By Christen Smith
FERC ordered paper hearings Monday in disputes over the criteria PJM used to reject several hydroelectric resources from pseudo-tying into the RTO’s grid.
Both Brookfield Energy Marketing and Cube Yadkin Generation said PJM erred when it determined some of their generating resources didn’t meet the RTO’s pseudo-tie requirements, preventing the companies from offering capacity.
Brookfield Complaint
In January, Brookfield challenged PJM’s assertion its Calderwood and Cheoah generating facilities did not pass the market-to-market flowgate test or meet its extraterritorial deliverability requirements, despite maintaining a firm point-to-point service from the Tennessee Valley Authority into Duke Energy’s balancing authority area at an annual cost of $5 million. The company says it has held capacity obligations in PJM since 2014.

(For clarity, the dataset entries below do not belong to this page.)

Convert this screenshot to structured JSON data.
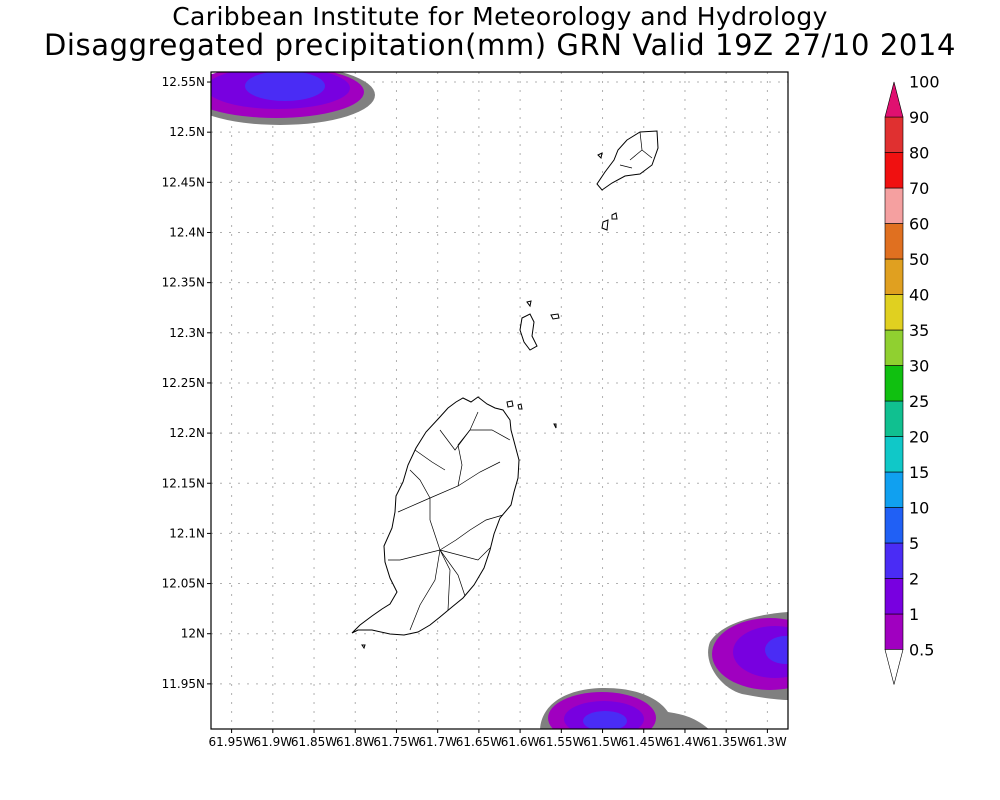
{
  "header": {
    "title": "Caribbean Institute for Meteorology and Hydrology",
    "subtitle": "Disaggregated precipitation(mm) GRN Valid 19Z 27/10 2014"
  },
  "map": {
    "lat_range": [
      11.905,
      12.56
    ],
    "lon_range": [
      -61.975,
      -61.275
    ],
    "lat_ticks": [
      "12.55N",
      "12.5N",
      "12.45N",
      "12.4N",
      "12.35N",
      "12.3N",
      "12.25N",
      "12.2N",
      "12.15N",
      "12.1N",
      "12.05N",
      "12N",
      "11.95N"
    ],
    "lon_ticks": [
      "61.95W",
      "61.9W",
      "61.85W",
      "61.8W",
      "61.75W",
      "61.7W",
      "61.65W",
      "61.6W",
      "61.55W",
      "61.5W",
      "61.45W",
      "61.4W",
      "61.35W",
      "61.3W"
    ],
    "grid": true,
    "features": [
      "Grenada",
      "Carriacou",
      "Grenadines islets"
    ]
  },
  "colorbar": {
    "levels": [
      "0.5",
      "1",
      "2",
      "5",
      "10",
      "15",
      "20",
      "25",
      "30",
      "35",
      "40",
      "50",
      "60",
      "70",
      "80",
      "90",
      "100"
    ],
    "colors": [
      "#808080",
      "#a000c0",
      "#7800e0",
      "#4a2cf5",
      "#2060f5",
      "#10a0f0",
      "#10c8c8",
      "#10c090",
      "#10c010",
      "#90d030",
      "#e0d020",
      "#e0a020",
      "#e07020",
      "#f5a0a0",
      "#f01010",
      "#e03030",
      "#e01070"
    ]
  }
}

PJM told Brookfield in March 2018 its tests determined the facilities failed for 38 flowgates. A follow-up test three months later found the facilities failed “19 transmission elements.” PJM rejected as insufficient a report prepared by Quanta Technology that affirmed Brookfield’s point-to-point service complies with the RTO’s requirements.

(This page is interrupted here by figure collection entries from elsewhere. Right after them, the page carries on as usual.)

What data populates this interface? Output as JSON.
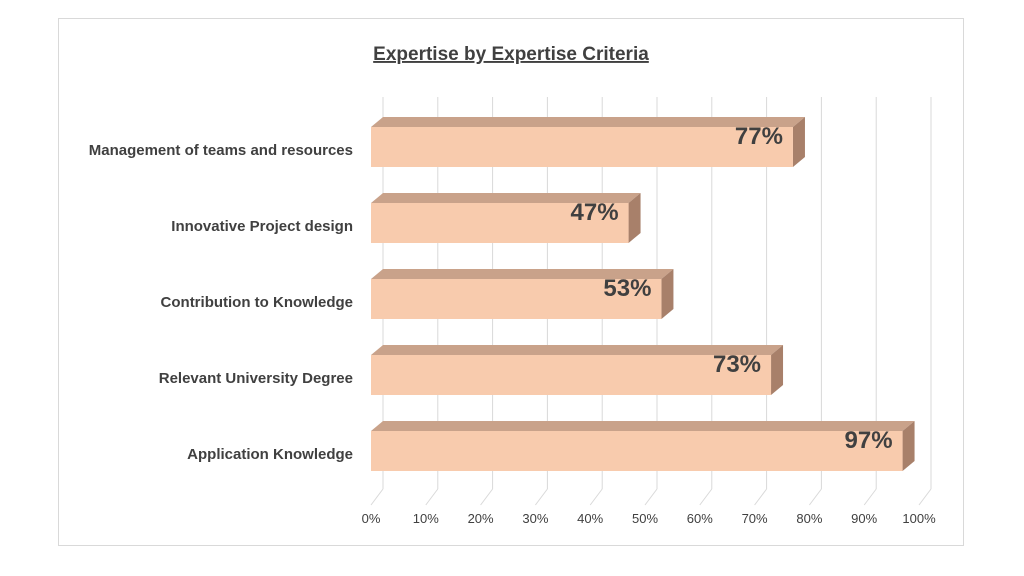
{
  "chart_data": {
    "type": "bar",
    "orientation": "horizontal",
    "style": "3d-clustered",
    "title": "Expertise by Expertise Criteria",
    "categories": [
      "Management of teams and resources",
      "Innovative Project design",
      "Contribution to Knowledge",
      "Relevant University Degree",
      "Application Knowledge"
    ],
    "values": [
      77,
      47,
      53,
      73,
      97
    ],
    "data_labels": [
      "77%",
      "47%",
      "53%",
      "73%",
      "97%"
    ],
    "x_ticks": [
      "0%",
      "10%",
      "20%",
      "30%",
      "40%",
      "50%",
      "60%",
      "70%",
      "80%",
      "90%",
      "100%"
    ],
    "xlim": [
      0,
      100
    ],
    "grid": true,
    "legend": "none",
    "colors": {
      "bar_front": "#f8cbad",
      "bar_top": "#c9a28a",
      "bar_side": "#a8806a"
    }
  }
}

PJM’s current pseudo-tie rules were approved by the commission in November 2017. The order included a five-year transition period for resources that had an existing pseudo-tie and had cleared in a capacity auction before May 2017 (ER17-1138). As a result of the failed tests, PJM said the Brookfield generators would be ineligible to participate in its capacity auction for the 2022/23 delivery year, after the transition period expired.
FERC ruled Aug. 26 that Brookfield’s complaint raised legitimate concerns about how PJM applied its requirements (EL19–34). The commission noted PJM’s Tariff and Manuals do not specify the “deliverability criteria” the RTO uses for its evaluations.

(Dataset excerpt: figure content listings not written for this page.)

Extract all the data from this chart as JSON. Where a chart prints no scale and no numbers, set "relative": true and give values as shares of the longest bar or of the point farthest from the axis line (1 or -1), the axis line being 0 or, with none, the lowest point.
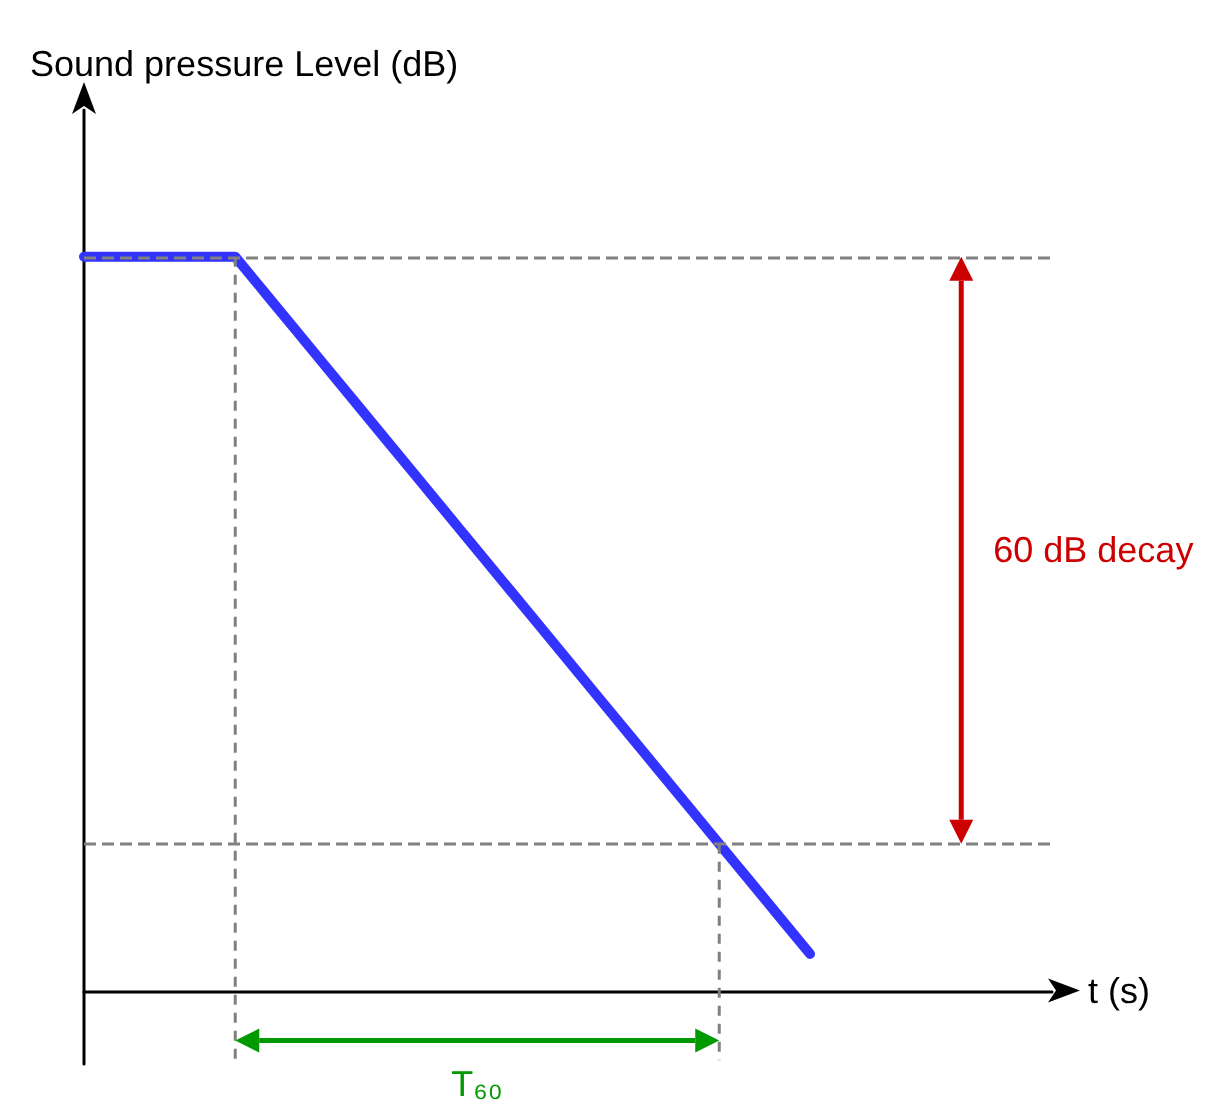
{
  "chart_data": {
    "type": "line",
    "relative": true,
    "xlabel": "t (s)",
    "ylabel": "Sound pressure Level (dB)",
    "categories": [
      null,
      null,
      null,
      null,
      null,
      null,
      null,
      null,
      null,
      null,
      null,
      null,
      null,
      null,
      null,
      null,
      null,
      null,
      null,
      null,
      null,
      null,
      null,
      null,
      null,
      null,
      null,
      null,
      null,
      null,
      null,
      null,
      null
    ],
    "series": [
      {
        "color": "#3333ff",
        "values": [
          1,
          1,
          1,
          1,
          1,
          1,
          0.95,
          0.9,
          0.85,
          0.8,
          0.75,
          0.7,
          0.65,
          0.6,
          0.55,
          0.5,
          0.45,
          0.4,
          0.35,
          0.3,
          0.25,
          0.2,
          0.15,
          0.1,
          0.05,
          null,
          null,
          null,
          null,
          null,
          null,
          null,
          null
        ]
      }
    ],
    "ref_lines": [
      {
        "axis": "y",
        "value": 1,
        "color": "#808080",
        "line_style": "dashed"
      },
      {
        "axis": "y",
        "value": 0.2,
        "color": "#808080",
        "line_style": "dashed"
      }
    ],
    "annotations": [
      "60 dB decay",
      "T₆₀"
    ],
    "marker": "none",
    "line_style": "solid",
    "grid": false
  }
}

“The record is not clear as to what deliverability criteria PJM uses to determine whether pseudo-tied resources can participate in the auctions, whether it uses those deliverability criteria consistently for all projects or how PJM evaluated the Brookfield facilities,” the commission said. ” … PJM has not sufficiently explained why the Brookfield facilities failed the M2M flowgate test while other external generators affecting the same flowgate (Flowgate No. 93209) did not.”
However, the commission denied Brookfield’s request to extend the five-year transition period. PJM said doing so would be inappropriate because the transition period is memorialized in the Tariff and would require a showing that the original transition was unjust and unreasonable. “Brookfield has presented neither a basis on which the commission could grant its requested interim relief nor a demonstration such relief would be appropriate in these circumstances,” FERC said.
Cube Yadkin Complaint
Cube Yadkin Generation filed its complaint after PJM informed it in June 2018 that its 220-MW Yadkin Project — the Tuckertown, High Rock, Falls and Narrows hydroelectric sites on the Yadkin River about 75 miles from Charlotte, N.C. — did not meet the “electrical distance” requirement under its pseudo-tie rules.
FERC approved the electrical distance test in its 2017 order, saying it struck an appropriate balance between allowing external resources to participate in PJM’s capacity market while providing the RTO with reliability assurance. The commission said it accepted PJM’s representation that the further its state estimator model extends beyond its own borders, the less resilient the PJM system becomes to data losses and inaccuracies.
In its Aug. 26, order, the commission said Yadkin had raised factual questions about how PJM conducted the electrical distance test (EL19-51). Cube Yadkin said PJM’s identification of three electrically closest buses for the project is electrically impossible because the series arrangement of the resources — with grid connections to only High Rock and Badin — means there can only be two closest buses.
FERC said PJM did not directly dispute Cube Yadkin’s arguments but responded each site’s location has a “unique set of paths through and out of the Yadkin area to the PJM border and, given these unique paths, finding differences between each location is not unexpected.”
The commission said that raised questions as to how PJM’s algorithm selects the buses and paths used in the electrical distance test and whether the selection of the wrong bus could cause a generator to fail when it would have otherwise passed.
FERC gave PJM 30 days to respond to its questions about its methodology, with responses by Brookfield and Yadkin due within 15 days of the RTO’s filings. “After receipt of these filings, commission staff is authorized to establish additional procedures, including a staff technical conference,” FERC said.